The host accesses the physical memory (SSD) by logically accessing the logical unit using the logical address. To make it possible for the host to access, for example, a controller incorporated in the SSD manages a corresponding relation between the logical address and the physical address.
It is assumed that the storage device is in its initial state where the logical address and the physical address are equal to each other. It is assumed that in this state, data having a size smaller than a block size is written to the logical unit. In this case, the SSD does not write data to the physical block that is allocated to the logical address where the writing is executed, and does not update the data. Instead of updating the data, old data before it is updated is managed as invalid. On the other hand, the SSD newly allocates an unused physical block to the logical address, and data is written to this newly allocated physical block.

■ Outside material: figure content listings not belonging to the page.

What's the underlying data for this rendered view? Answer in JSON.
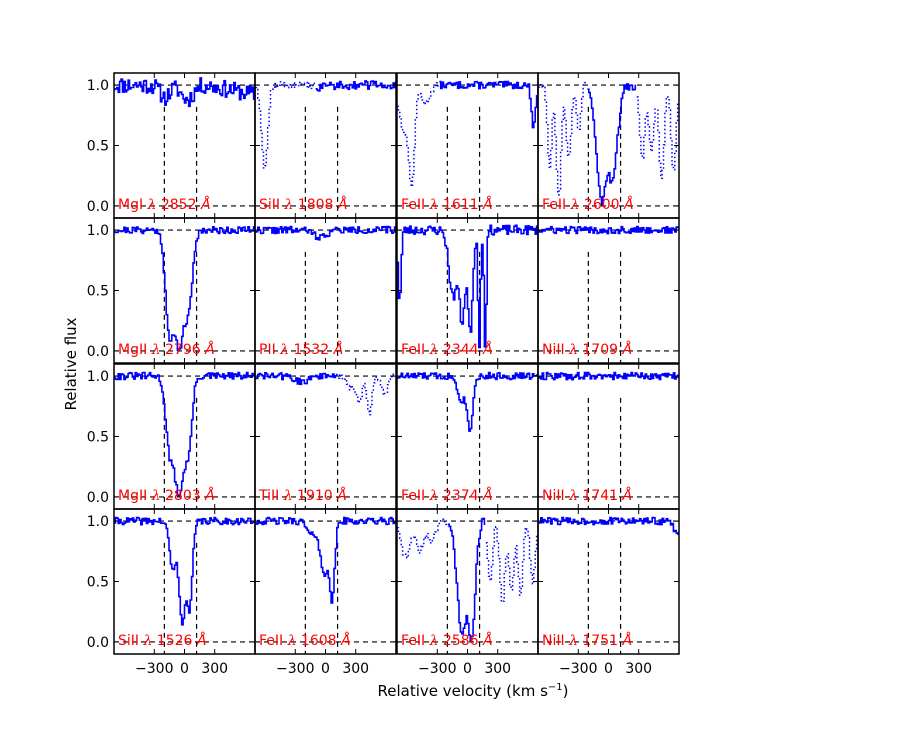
{
  "chart_data": {
    "type": "line",
    "xlabel": "Relative velocity (km s",
    "xlabel_sup": "−1",
    "xlabel_close": ")",
    "ylabel": "Relative flux",
    "xlim": [
      -700,
      700
    ],
    "ylim": [
      -0.1,
      1.1
    ],
    "x_ticks": [
      -300,
      0,
      300
    ],
    "x_tick_labels": [
      "−300",
      "0",
      "300"
    ],
    "y_ticks": [
      0.0,
      0.5,
      1.0
    ],
    "y_tick_labels": [
      "0.0",
      "0.5",
      "1.0"
    ],
    "reference_lines": {
      "y_continuum": 1.0,
      "y_zero": 0.0,
      "x_lower": -200,
      "x_upper": 120
    },
    "colors": {
      "spectrum": "#0000ff",
      "label": "#ff0000",
      "reference": "#000000"
    },
    "grid": false,
    "panels": [
      {
        "row": 0,
        "col": 0,
        "ion": "MgI",
        "wavelength": "2852",
        "components": [
          {
            "v": -200,
            "depth": 0.1,
            "width": 50
          },
          {
            "v": 20,
            "depth": 0.12,
            "width": 60
          }
        ],
        "slope": -0.08,
        "noise": 0.07,
        "blends": [],
        "seed": 11
      },
      {
        "row": 0,
        "col": 1,
        "ion": "SiII",
        "wavelength": "1808",
        "components": [
          {
            "v": -100,
            "depth": 0.03,
            "width": 50
          }
        ],
        "slope": 0,
        "noise": 0.035,
        "blends": [
          {
            "x0": -700,
            "x1": -430,
            "features": [
              {
                "v": -610,
                "depth": 0.7,
                "width": 30
              }
            ]
          },
          {
            "x0": -430,
            "x1": -110,
            "features": []
          }
        ],
        "seed": 12
      },
      {
        "row": 0,
        "col": 2,
        "ion": "FeII",
        "wavelength": "1611",
        "components": [
          {
            "v": 650,
            "depth": 0.35,
            "width": 20
          }
        ],
        "slope": 0,
        "noise": 0.03,
        "blends": [
          {
            "x0": -700,
            "x1": -280,
            "features": [
              {
                "v": -620,
                "depth": 0.4,
                "width": 60
              },
              {
                "v": -560,
                "depth": 0.8,
                "width": 25
              },
              {
                "v": -420,
                "depth": 0.15,
                "width": 40
              }
            ]
          }
        ],
        "seed": 13
      },
      {
        "row": 0,
        "col": 3,
        "ion": "FeII",
        "wavelength": "2600",
        "components": [
          {
            "v": -70,
            "depth": 0.96,
            "width": 55
          },
          {
            "v": 30,
            "depth": 0.75,
            "width": 40
          },
          {
            "v": 90,
            "depth": 0.2,
            "width": 25
          }
        ],
        "slope": 0,
        "noise": 0.04,
        "blends": [
          {
            "x0": -700,
            "x1": -210,
            "features": [
              {
                "v": -590,
                "depth": 0.7,
                "width": 20
              },
              {
                "v": -500,
                "depth": 0.9,
                "width": 25
              },
              {
                "v": -400,
                "depth": 0.6,
                "width": 25
              },
              {
                "v": -300,
                "depth": 0.4,
                "width": 20
              }
            ]
          },
          {
            "x0": 280,
            "x1": 700,
            "features": [
              {
                "v": 330,
                "depth": 0.6,
                "width": 25
              },
              {
                "v": 420,
                "depth": 0.55,
                "width": 25
              },
              {
                "v": 520,
                "depth": 0.8,
                "width": 25
              },
              {
                "v": 640,
                "depth": 0.7,
                "width": 25
              }
            ]
          }
        ],
        "seed": 14
      },
      {
        "row": 1,
        "col": 0,
        "ion": "MgII",
        "wavelength": "2796",
        "components": [
          {
            "v": -150,
            "depth": 0.9,
            "width": 40
          },
          {
            "v": -60,
            "depth": 0.98,
            "width": 60
          },
          {
            "v": 30,
            "depth": 0.6,
            "width": 40
          }
        ],
        "slope": 0,
        "noise": 0.03,
        "blends": [],
        "seed": 21
      },
      {
        "row": 1,
        "col": 1,
        "ion": "PII",
        "wavelength": "1532",
        "components": [
          {
            "v": -60,
            "depth": 0.06,
            "width": 60
          }
        ],
        "slope": 0,
        "noise": 0.03,
        "blends": [],
        "seed": 22
      },
      {
        "row": 1,
        "col": 2,
        "ion": "FeII",
        "wavelength": "2344",
        "components": [
          {
            "v": -680,
            "depth": 0.6,
            "width": 15
          },
          {
            "v": -150,
            "depth": 0.55,
            "width": 40
          },
          {
            "v": -60,
            "depth": 0.75,
            "width": 30
          },
          {
            "v": 20,
            "depth": 0.85,
            "width": 25
          },
          {
            "v": 110,
            "depth": 0.95,
            "width": 12
          },
          {
            "v": 170,
            "depth": 0.95,
            "width": 12
          }
        ],
        "slope": 0,
        "noise": 0.04,
        "blends": [],
        "seed": 23
      },
      {
        "row": 1,
        "col": 3,
        "ion": "NiII",
        "wavelength": "1709",
        "components": [],
        "slope": 0,
        "noise": 0.03,
        "blends": [],
        "seed": 24
      },
      {
        "row": 2,
        "col": 0,
        "ion": "MgII",
        "wavelength": "2803",
        "components": [
          {
            "v": -150,
            "depth": 0.55,
            "width": 40
          },
          {
            "v": -60,
            "depth": 0.98,
            "width": 60
          },
          {
            "v": 30,
            "depth": 0.55,
            "width": 35
          }
        ],
        "slope": 0,
        "noise": 0.03,
        "blends": [],
        "seed": 31
      },
      {
        "row": 2,
        "col": 1,
        "ion": "TiII",
        "wavelength": "1910",
        "components": [
          {
            "v": -250,
            "depth": 0.05,
            "width": 60
          }
        ],
        "slope": 0,
        "noise": 0.03,
        "blends": [
          {
            "x0": 120,
            "x1": 700,
            "features": [
              {
                "v": 250,
                "depth": 0.1,
                "width": 40
              },
              {
                "v": 330,
                "depth": 0.22,
                "width": 25
              },
              {
                "v": 430,
                "depth": 0.3,
                "width": 25
              },
              {
                "v": 580,
                "depth": 0.15,
                "width": 30
              }
            ]
          }
        ],
        "seed": 32
      },
      {
        "row": 2,
        "col": 2,
        "ion": "FeII",
        "wavelength": "2374",
        "components": [
          {
            "v": -60,
            "depth": 0.2,
            "width": 40
          },
          {
            "v": 20,
            "depth": 0.45,
            "width": 25
          }
        ],
        "slope": 0,
        "noise": 0.03,
        "blends": [],
        "seed": 33
      },
      {
        "row": 2,
        "col": 3,
        "ion": "NiII",
        "wavelength": "1741",
        "components": [],
        "slope": 0,
        "noise": 0.03,
        "blends": [],
        "seed": 34
      },
      {
        "row": 3,
        "col": 0,
        "ion": "SiII",
        "wavelength": "1526",
        "components": [
          {
            "v": -120,
            "depth": 0.4,
            "width": 35
          },
          {
            "v": -30,
            "depth": 0.85,
            "width": 30
          },
          {
            "v": 40,
            "depth": 0.75,
            "width": 30
          }
        ],
        "slope": 0,
        "noise": 0.03,
        "blends": [],
        "seed": 41
      },
      {
        "row": 3,
        "col": 1,
        "ion": "FeII",
        "wavelength": "1608",
        "components": [
          {
            "v": -150,
            "depth": 0.12,
            "width": 40
          },
          {
            "v": -20,
            "depth": 0.45,
            "width": 40
          },
          {
            "v": 60,
            "depth": 0.65,
            "width": 25
          }
        ],
        "slope": 0,
        "noise": 0.03,
        "blends": [],
        "seed": 42
      },
      {
        "row": 3,
        "col": 2,
        "ion": "FeII",
        "wavelength": "2586",
        "components": [
          {
            "v": -60,
            "depth": 0.9,
            "width": 50
          },
          {
            "v": 30,
            "depth": 0.95,
            "width": 40
          }
        ],
        "slope": 0,
        "noise": 0.04,
        "blends": [
          {
            "x0": -700,
            "x1": -200,
            "features": [
              {
                "v": -620,
                "depth": 0.3,
                "width": 40
              },
              {
                "v": -480,
                "depth": 0.25,
                "width": 40
              },
              {
                "v": -360,
                "depth": 0.15,
                "width": 40
              }
            ]
          },
          {
            "x0": 180,
            "x1": 700,
            "features": [
              {
                "v": 220,
                "depth": 0.5,
                "width": 25
              },
              {
                "v": 340,
                "depth": 0.7,
                "width": 25
              },
              {
                "v": 430,
                "depth": 0.6,
                "width": 25
              },
              {
                "v": 520,
                "depth": 0.6,
                "width": 25
              },
              {
                "v": 640,
                "depth": 0.5,
                "width": 25
              }
            ]
          }
        ],
        "seed": 43
      },
      {
        "row": 3,
        "col": 3,
        "ion": "NiII",
        "wavelength": "1751",
        "components": [
          {
            "v": 670,
            "depth": 0.12,
            "width": 25
          }
        ],
        "slope": 0,
        "noise": 0.03,
        "blends": [],
        "seed": 44
      }
    ]
  }
}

Generation of an area of invalidated data in the SSD is called fragmentation of a memory area (more specifically, effective memory area). It is assumed that fragmentation of the memory area proceeds, and the blocks (more specifically, blocks in use) including the invalidated data areas increase. In this case, since free blocks (unused physical blocks) that can be used in the SSD (physical memory) are reduced, it becomes impossible to write new data. Hence, the SSD autonomously lumps together and rewrites effective data recorded in a plurality of physical blocks including the invalidated data to an unused physical block. Then, the SSD erases data in the plurality of physical blocks that become unnecessary by the rewriting. Such a process is called a defragmentation process. By the defragmentation process, the plurality of the physical blocks can be re-used as unused blocks (free blocks).
However, a frequency of execution of the defragmentation process becomes high in the SSD, and an access speed of the SSD lowers.
Hence, it is required to reduce the frequency of the execution of the defragmentation process in the SSD.